喝了茶果然心靜了不少,他開始告訴我原由。「靜雅,我帶你來島上之前,我們其實才認識,那個時候我只認得你的這張臉,但是臉下面的靈魂我不認得。」他頓了一下,等著我消化掉這些,然後才接著說。
「你是借屍還魂而來的,魂魄的名字叫張靜雅,當然這個名字也是你未出事之前告訴我的,至於是不是真的,也只有你自己知道。」他歎了下氣,又道:「這個身子的主人原名叫蘭若白,是都城裡有名的蘭府大小姐。」然後他便給我講起他所知道的關於蘭若白的事,無非就是蘭若白如何強悍,如何聰明,如何能幹,如何如何∼∼
「流雲,你喜歡的是這身子,還是這裡面的的思想?」聽他一說我便明白,我現在這身子本是兩個人組合一起的,一個出身子,一個出靈魂,如果他一開始便知曉的話,那麼他的喜歡便不可能是單單為我,很有可能是為這個身子,或者是這個身子原來的靈魂。

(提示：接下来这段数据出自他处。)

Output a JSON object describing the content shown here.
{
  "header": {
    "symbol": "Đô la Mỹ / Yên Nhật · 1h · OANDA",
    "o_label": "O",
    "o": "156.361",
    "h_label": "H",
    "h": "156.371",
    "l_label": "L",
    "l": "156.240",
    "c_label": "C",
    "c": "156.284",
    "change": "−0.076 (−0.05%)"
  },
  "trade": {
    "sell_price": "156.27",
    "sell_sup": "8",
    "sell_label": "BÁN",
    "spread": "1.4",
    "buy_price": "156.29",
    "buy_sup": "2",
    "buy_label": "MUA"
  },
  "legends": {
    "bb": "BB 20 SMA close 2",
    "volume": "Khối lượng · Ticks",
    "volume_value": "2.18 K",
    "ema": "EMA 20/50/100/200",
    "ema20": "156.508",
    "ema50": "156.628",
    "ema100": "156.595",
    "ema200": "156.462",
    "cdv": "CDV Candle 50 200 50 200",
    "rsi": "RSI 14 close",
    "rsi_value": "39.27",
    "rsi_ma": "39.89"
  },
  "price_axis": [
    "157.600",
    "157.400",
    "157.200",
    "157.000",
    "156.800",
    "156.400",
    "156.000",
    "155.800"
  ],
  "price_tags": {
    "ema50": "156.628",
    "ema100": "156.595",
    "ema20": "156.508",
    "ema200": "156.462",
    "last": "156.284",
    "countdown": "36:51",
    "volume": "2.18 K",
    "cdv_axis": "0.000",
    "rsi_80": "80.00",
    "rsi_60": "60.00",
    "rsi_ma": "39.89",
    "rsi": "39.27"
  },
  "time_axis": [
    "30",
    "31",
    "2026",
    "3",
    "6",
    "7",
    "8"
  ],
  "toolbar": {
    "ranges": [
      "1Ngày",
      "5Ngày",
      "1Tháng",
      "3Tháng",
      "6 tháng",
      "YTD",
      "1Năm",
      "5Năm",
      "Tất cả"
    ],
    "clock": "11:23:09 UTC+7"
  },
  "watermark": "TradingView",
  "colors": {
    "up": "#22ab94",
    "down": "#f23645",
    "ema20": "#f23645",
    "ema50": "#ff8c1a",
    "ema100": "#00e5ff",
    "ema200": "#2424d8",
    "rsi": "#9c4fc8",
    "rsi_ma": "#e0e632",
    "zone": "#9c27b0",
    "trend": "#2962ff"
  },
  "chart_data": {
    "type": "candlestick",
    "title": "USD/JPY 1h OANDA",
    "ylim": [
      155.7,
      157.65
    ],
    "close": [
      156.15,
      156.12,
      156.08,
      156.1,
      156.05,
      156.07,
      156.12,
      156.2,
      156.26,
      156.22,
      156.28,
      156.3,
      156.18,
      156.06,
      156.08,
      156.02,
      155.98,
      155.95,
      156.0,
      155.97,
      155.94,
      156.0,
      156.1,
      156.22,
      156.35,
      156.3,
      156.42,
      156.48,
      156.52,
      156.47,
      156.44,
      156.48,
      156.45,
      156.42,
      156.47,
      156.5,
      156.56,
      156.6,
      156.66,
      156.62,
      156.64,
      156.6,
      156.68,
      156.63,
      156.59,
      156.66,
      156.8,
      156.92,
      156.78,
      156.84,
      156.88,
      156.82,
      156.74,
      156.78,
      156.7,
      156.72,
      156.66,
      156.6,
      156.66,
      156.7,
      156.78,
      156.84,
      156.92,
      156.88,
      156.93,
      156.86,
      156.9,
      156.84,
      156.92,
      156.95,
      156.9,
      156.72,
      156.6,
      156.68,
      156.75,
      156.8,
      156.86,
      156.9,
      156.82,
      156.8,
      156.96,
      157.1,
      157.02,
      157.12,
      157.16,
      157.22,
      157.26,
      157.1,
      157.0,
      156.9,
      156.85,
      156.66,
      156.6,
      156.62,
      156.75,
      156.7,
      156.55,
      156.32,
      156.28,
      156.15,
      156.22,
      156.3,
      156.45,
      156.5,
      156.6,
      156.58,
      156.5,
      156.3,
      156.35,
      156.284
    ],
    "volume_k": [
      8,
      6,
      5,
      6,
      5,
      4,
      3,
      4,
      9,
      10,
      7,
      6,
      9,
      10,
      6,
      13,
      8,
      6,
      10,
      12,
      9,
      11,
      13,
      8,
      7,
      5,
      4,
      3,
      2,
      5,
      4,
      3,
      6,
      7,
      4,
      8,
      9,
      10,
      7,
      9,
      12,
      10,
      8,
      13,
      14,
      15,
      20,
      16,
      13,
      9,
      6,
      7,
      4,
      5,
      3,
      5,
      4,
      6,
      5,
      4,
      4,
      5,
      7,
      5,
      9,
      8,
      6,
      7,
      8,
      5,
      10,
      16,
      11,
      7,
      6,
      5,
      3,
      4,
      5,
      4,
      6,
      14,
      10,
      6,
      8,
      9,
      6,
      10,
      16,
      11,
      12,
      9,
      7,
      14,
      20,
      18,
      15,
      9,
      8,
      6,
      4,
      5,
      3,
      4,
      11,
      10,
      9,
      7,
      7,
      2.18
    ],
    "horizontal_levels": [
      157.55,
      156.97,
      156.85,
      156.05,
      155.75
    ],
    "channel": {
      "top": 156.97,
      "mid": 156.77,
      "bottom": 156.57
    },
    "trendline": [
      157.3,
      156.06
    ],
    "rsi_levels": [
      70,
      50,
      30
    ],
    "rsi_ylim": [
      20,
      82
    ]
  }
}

「以前喜歡這身子和她的思想,後面她的思想沒有了,換了你的,卻發現你的思想放在這身子裡面更合適,若白太狠,太薄情,而你剛好相反,這身子和你的思想很合適。」他這叫什麼回答,這明擺著是在敷衍我嘛∼
我嘟了一下嘴,表示不悅。「你不高興了?」他小心的問我。
我沉默∼
好一會我才想著問他:「除了你沒有人知道蘭若白死了嗎?」這事很關鍵,我的小命能不能保住,也都牽在這個問題上。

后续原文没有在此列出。